Au delà de cette fiche de poste un peu sèche, le personnel de greffe est l’âme d’un tribunal.

N’importe quel avocat vous le dira : entre le juge et le greffier, choisissez toujours le greffier. Les juges passent mais les greffiers restent et ils peuvent singulièrement faciliter ou compliquer la vie d’un auxiliaire de justice selon son attitude avec le personnel de greffe.
Les avocats les plus malins sont ceux qui se ruinent en ballotins de chocolat au moment des fêtes pour les distribuer dans les services du tribunal.

L'accueil des justiciables est réalisé par le personnel de greffe, au standard téléphonique ou au Guichet Universel de Greffe (GUG).

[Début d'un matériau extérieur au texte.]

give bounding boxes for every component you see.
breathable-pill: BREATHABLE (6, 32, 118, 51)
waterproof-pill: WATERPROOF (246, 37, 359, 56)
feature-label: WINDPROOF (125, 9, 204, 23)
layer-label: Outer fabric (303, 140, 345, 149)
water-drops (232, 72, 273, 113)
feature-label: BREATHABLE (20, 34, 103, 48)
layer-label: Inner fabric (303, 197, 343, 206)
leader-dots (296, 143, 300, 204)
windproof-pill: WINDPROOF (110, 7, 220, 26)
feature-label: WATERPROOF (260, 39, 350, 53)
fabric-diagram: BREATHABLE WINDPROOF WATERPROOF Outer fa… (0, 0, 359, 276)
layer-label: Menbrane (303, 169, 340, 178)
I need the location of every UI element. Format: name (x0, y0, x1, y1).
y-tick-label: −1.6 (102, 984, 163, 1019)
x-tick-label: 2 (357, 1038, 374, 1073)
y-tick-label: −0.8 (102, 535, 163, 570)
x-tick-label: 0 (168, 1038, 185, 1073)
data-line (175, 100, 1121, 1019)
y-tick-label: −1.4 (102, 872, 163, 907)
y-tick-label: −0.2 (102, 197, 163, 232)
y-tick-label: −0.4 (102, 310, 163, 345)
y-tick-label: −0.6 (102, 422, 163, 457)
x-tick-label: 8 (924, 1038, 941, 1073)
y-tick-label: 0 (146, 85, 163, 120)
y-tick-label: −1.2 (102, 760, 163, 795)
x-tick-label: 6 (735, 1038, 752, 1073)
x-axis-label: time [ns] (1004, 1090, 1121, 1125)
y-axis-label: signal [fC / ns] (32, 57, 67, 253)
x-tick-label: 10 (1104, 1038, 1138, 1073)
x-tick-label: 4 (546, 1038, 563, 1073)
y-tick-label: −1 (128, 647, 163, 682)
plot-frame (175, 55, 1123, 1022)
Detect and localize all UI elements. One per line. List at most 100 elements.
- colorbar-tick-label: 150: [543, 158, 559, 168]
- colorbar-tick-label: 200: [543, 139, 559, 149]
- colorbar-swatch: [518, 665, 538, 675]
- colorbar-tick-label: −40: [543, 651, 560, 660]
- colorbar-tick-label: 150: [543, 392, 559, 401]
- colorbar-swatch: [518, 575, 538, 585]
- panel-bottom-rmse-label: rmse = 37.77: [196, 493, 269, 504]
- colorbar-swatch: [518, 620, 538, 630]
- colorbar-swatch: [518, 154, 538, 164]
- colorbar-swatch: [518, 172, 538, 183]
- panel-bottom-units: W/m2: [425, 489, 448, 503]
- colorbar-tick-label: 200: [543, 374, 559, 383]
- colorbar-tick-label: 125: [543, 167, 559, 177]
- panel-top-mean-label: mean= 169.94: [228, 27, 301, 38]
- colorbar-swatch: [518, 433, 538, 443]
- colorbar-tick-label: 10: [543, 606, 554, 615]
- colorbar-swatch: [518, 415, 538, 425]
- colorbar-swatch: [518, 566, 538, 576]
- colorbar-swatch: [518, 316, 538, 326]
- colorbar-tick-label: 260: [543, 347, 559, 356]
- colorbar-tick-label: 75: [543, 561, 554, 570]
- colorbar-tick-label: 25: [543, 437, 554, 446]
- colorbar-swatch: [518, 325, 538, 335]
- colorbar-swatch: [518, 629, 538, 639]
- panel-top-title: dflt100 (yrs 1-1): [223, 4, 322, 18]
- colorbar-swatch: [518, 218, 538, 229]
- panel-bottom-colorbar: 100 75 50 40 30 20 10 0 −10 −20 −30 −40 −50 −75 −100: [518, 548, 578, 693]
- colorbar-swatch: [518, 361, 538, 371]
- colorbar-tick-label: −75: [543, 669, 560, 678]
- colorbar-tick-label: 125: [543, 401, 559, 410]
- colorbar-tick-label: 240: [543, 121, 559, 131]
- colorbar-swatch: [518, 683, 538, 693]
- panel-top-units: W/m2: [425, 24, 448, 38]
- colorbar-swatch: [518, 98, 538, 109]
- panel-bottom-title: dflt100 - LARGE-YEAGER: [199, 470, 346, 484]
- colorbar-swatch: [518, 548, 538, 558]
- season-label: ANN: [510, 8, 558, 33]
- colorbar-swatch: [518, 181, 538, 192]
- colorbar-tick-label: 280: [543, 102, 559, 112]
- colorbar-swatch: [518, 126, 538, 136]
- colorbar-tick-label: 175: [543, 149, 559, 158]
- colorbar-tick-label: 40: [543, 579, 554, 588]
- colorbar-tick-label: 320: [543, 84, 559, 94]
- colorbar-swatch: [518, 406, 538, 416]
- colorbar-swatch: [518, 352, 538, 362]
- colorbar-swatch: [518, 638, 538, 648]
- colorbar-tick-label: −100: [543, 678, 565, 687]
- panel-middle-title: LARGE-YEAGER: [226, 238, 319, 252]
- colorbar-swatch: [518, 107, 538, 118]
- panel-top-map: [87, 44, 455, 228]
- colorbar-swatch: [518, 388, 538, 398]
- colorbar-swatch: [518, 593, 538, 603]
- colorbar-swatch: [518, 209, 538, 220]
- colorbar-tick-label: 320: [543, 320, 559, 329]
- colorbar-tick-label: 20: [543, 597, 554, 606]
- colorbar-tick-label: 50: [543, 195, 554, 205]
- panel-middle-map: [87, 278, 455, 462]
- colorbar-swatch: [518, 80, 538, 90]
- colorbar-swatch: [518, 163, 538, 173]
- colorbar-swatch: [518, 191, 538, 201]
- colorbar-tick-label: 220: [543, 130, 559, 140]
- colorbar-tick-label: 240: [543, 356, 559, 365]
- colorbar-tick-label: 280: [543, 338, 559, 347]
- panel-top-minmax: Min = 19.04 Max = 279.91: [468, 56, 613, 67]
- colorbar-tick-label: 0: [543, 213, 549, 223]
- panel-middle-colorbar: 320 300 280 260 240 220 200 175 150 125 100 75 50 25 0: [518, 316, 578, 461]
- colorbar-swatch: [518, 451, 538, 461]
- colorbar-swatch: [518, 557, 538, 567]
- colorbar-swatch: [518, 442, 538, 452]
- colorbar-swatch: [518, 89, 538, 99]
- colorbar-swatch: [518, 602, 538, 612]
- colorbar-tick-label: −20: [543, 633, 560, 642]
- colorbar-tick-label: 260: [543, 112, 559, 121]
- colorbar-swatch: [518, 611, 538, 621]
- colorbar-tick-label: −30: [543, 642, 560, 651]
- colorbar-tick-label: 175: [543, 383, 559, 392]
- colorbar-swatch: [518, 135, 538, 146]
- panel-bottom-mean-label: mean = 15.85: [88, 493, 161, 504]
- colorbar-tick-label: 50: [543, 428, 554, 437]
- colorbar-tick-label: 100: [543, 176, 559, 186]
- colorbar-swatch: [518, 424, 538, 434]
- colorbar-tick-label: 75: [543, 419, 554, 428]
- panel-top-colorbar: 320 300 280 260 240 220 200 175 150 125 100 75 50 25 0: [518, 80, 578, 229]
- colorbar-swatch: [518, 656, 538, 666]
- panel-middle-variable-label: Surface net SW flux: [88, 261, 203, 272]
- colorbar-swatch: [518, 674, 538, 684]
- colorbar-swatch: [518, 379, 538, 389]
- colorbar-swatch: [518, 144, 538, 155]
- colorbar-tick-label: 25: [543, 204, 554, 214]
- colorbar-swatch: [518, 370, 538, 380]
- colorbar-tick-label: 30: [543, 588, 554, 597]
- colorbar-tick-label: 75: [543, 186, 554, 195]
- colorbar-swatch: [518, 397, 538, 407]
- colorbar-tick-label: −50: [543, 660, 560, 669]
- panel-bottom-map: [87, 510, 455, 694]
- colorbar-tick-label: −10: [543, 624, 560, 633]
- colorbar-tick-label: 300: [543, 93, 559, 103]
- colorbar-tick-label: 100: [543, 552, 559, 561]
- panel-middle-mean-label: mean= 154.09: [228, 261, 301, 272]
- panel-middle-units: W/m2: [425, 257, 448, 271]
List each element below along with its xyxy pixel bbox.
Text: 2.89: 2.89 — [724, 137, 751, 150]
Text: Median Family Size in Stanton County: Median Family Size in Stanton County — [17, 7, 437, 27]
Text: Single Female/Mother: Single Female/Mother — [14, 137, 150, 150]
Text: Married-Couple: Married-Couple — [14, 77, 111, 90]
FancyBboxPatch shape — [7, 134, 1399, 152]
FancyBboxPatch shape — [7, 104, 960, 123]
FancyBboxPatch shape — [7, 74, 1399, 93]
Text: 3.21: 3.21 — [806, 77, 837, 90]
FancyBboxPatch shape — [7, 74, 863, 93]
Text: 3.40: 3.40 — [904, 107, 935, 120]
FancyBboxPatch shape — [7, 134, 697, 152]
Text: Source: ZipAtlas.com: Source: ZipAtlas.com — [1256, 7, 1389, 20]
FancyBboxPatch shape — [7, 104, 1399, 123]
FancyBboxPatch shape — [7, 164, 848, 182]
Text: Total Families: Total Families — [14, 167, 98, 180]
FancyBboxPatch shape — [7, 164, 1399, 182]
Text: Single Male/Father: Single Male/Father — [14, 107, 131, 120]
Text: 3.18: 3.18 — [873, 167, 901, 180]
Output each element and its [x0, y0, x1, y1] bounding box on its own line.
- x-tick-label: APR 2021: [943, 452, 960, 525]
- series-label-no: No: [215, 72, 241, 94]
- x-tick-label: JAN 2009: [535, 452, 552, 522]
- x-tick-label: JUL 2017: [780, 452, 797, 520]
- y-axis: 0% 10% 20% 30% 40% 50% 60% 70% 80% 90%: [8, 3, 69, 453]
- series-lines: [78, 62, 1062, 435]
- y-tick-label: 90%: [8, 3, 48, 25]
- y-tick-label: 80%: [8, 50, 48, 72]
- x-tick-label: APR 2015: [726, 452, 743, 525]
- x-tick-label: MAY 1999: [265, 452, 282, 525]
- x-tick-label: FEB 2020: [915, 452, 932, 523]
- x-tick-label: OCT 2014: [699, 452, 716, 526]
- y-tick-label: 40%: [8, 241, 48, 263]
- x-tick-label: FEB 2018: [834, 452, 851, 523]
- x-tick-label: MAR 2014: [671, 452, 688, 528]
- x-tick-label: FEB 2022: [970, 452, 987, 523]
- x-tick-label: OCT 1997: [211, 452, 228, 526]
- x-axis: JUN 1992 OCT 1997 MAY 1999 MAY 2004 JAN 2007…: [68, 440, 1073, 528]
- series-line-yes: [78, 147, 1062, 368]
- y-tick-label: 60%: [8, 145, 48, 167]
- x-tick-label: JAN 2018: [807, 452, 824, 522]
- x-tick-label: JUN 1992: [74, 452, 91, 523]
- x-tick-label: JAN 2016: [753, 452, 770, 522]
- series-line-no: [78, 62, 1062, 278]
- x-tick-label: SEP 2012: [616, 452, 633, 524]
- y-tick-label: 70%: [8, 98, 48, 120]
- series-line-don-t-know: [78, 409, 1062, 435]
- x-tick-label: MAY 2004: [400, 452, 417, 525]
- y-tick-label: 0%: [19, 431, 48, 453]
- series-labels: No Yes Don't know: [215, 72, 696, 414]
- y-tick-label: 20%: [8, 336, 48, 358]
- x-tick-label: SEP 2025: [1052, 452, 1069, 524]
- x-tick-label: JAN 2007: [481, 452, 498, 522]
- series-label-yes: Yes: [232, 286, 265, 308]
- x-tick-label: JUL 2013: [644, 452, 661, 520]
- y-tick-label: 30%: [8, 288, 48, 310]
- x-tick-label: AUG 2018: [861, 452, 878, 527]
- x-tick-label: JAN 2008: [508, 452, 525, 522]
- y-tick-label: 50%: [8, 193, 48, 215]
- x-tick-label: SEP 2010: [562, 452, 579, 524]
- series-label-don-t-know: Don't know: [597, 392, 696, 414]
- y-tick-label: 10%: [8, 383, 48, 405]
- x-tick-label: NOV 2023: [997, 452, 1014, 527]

Au Parquet, le secrétariat-greffe enregistre toutes les procédures qui arrivent au bureau d’ordre et les font parvenir aux magistrats, puis assurent l’intendance des décisions prises.
Un classement sans suite ? On sort le courrier d’avis à la victime.
Une citation devant le tribunal correctionnel ? On audience le dossier en faisant parvenir la citation à l’huissier et on met le dossier en état (demande de casier judiciaire, avis à la victime etc...)
Une audience correctionnelle ? On assiste à l’audience où l’on prend les notes qui feront foi sur son déroulement, on met en forme le jugement et on le fait signifier si besoin est, avant d’assurer la transmission au casier judiciaire, à la maison d’arrêt, au JAP, au Trésor Public, bref, à tous ceux qui concourent à l’exécution de la décision ou doivent en être informés.
Une session d’Assises ? Il faut convoquer les jurés, les chouchouter, convoquer les experts et les témoins, prendre en charge les mémoires de frais de tout ce petit monde, veiller à éviter la moindre nullité de procédure.

Dans les procédures civiles, le secrétariat-greffe tient le répertoire général des affaires dont la juridiction est saisie et verse au dossier tous les documents relatifs à l’affaire.
Un certain nombre d’avis sont également délivrés, ainsi que les convocations des parties dans certaines matières.
Le greffier assiste à l’audience puis assure la mise en forme du jugement tel qu’il a été motivé par le juge ainsi que la délivrance des copies des décisions et la transmission des dossiers d’appel.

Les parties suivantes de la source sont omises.